March 25 (Bloomberg) - U.K. gilts slumped after demand at an auction of bonds fell short of the amount offered, the first time the Treasury failed to attract enough bids at a sale of regular debt in 14 years. Investors bid for 1.63 billion pounds ($2.4 billion) of the 40-year securities, less than the 1.75 billion pounds of 4.25 percent notes slated for sale, the U.K. Debt Management Office said today in a statement from London.
“Basically it’s the first failed auction,” said John Wraith, head of sterling interest-rate strategy at RBC Capital Markets in London. “They didn’t receive enough to cover it all so the market has obviously sold off extremely heavily.”
The yield on the 10-year gilt jumped 10 basis points to 3.43 percent by 11:45 a.m. in London. The 4.5 percent security due March 2019 slipped 0.84, or 8.4 pounds per 1,000-pound face amount, to 109.02. The yield on the two-year note rose six basis points to 1.30 percent. Yields move inversely to bond prices.
The problem with all of this balance sheet pumping and expansion of debt, is that there are limits to how much can be done. When buyers of bonds start to get skittish and don’t step up to the plate, then yields will start to spike. It’s this spike in yields that will be a major negative for the stock market.

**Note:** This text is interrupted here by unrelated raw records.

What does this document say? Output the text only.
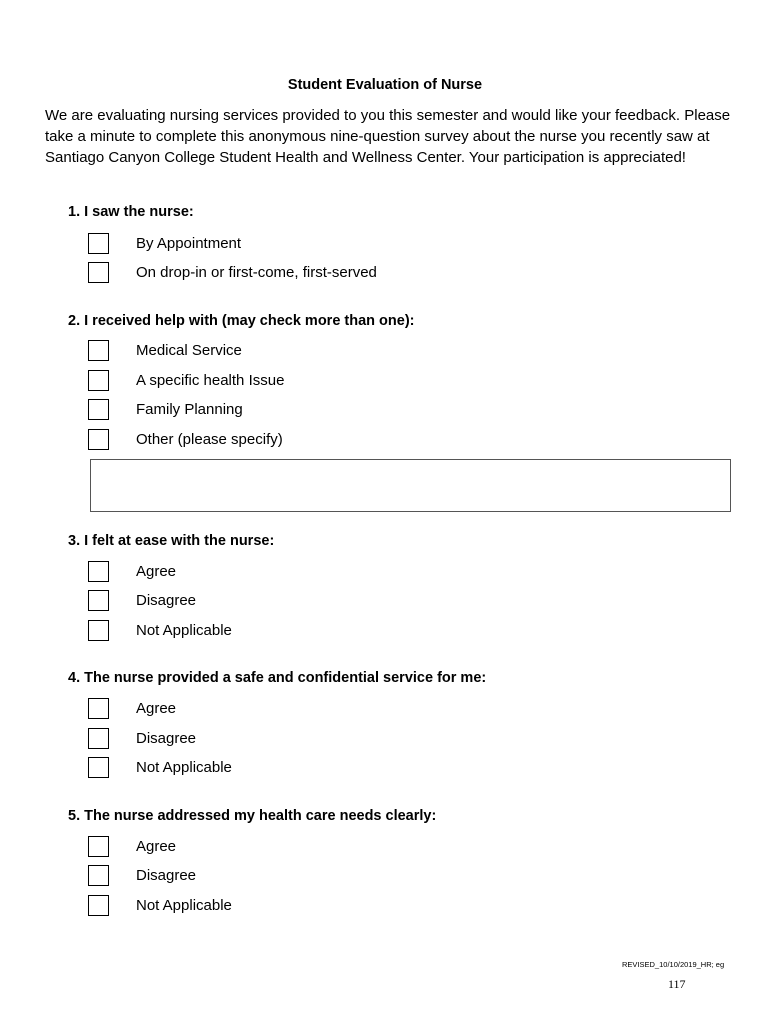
Student Evaluation of Nurse
We are evaluating nursing services provided to you this semester and would like your feedback. Please
take a minute to complete this anonymous nine-question survey about the nurse you recently saw at
Santiago Canyon College Student Health and Wellness Center. Your participation is appreciated!
1. I saw the nurse:
By Appointment
On drop-in or first-come, first-served
2. I received help with (may check more than one):
Medical Service
A specific health Issue
Family Planning
Other (please specify)
3. I felt at ease with the nurse:
Agree
Disagree
Not Applicable
4. The nurse provided a safe and confidential service for me:
Agree
Disagree
Not Applicable
5. The nurse addressed my health care needs clearly:
Agree
Disagree
Not Applicable
REVISED_10/10/2019_HR; eg
117
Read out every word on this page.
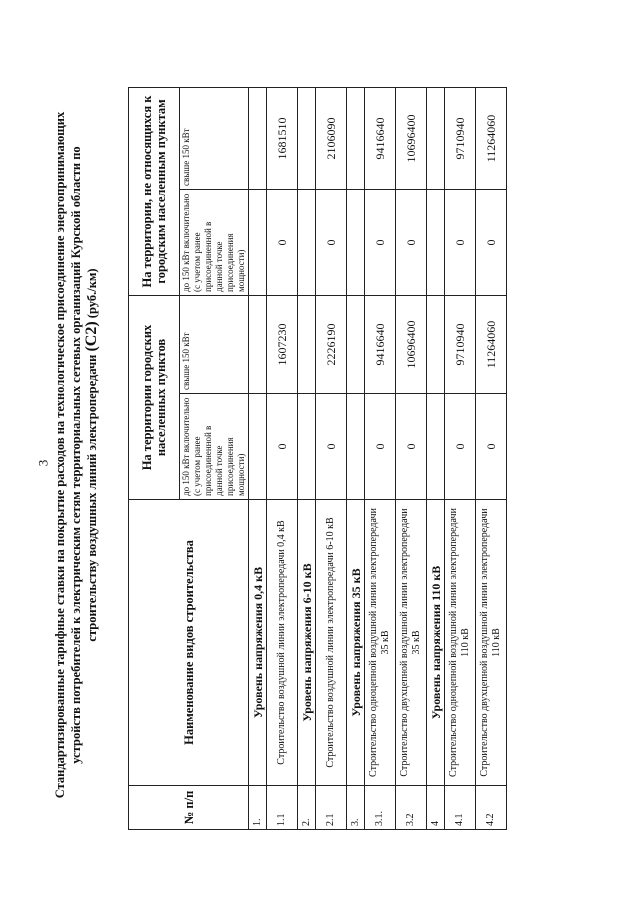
3 Стандартизированные тарифные ставки на покрытие расходов на технологическое присоединение энергопринимающих устройств потребителей к электрическим сетям территориальных сетевых организаций Курской области по строительству воздушных линий электропередачи (С2) (руб./км)
№ п/п	Наименование видов строительства	На территории городских населенных пунктов		На территории, не относящихся к городским населенным пунктам	
		до 150 кВт включительно (с учетом ранее присоединенной в данной точке присоединения мощности)	свыше 150 кВт	до 150 кВт включительно (с учетом ранее присоединенной в данной точке присоединения мощности)	свыше 150 кВт
1.	Уровень напряжения 0,4 кВ				
1.1	Строительство воздушной линии электропередачи 0,4 кВ	0	1607230	0	1681510
2.	Уровень напряжения 6-10 кВ				
2.1	Строительство воздушной линии электропередачи 6-10 кВ	0	2226190	0	2106090
3.	Уровень напряжения 35 кВ				
3.1.	Строительство одноцепной воздушной линии электропередачи 35 кВ	0	9416640	0	9416640
3.2	Строительство двухцепной воздушной линии электропередачи 35 кВ	0	10696400	0	10696400
4	Уровень напряжения 110 кВ				
4.1	Строительство одноцепной воздушной линии электропередачи 110 кВ	0	9710940	0	9710940
4.2	Строительство двухцепной воздушной линии электропередачи 110 кВ	0	11264060	0	11264060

The Fed knows this and it’s why they’re embarking on the bond buying program. They need to support rates. The bond buying announced by the Fed last week was nothing more than interest rate support. The negative sentiment around the world should continue to help the US dollar. Currency is a zero sum game. If the EUR/USD is declining, then the USD/EUR is increasing.
If anyone still believes in “rational” valuations, then they know that the value of a stock is simply the discounted free cash flow less debt, divided by shares outstanding. The discount rate is a function of 10 year treasury rates. If this rate moves up sharply along with decreasing earnings, then stocks will be DESTROYED.
I don’t think that this market is trading on valuations presently. If investors were truly rational, then they would see that the systemic risk in the system, along with the implications for higher interest rates in the bond market, are setting the equity market up for one of the biggest collapses in history.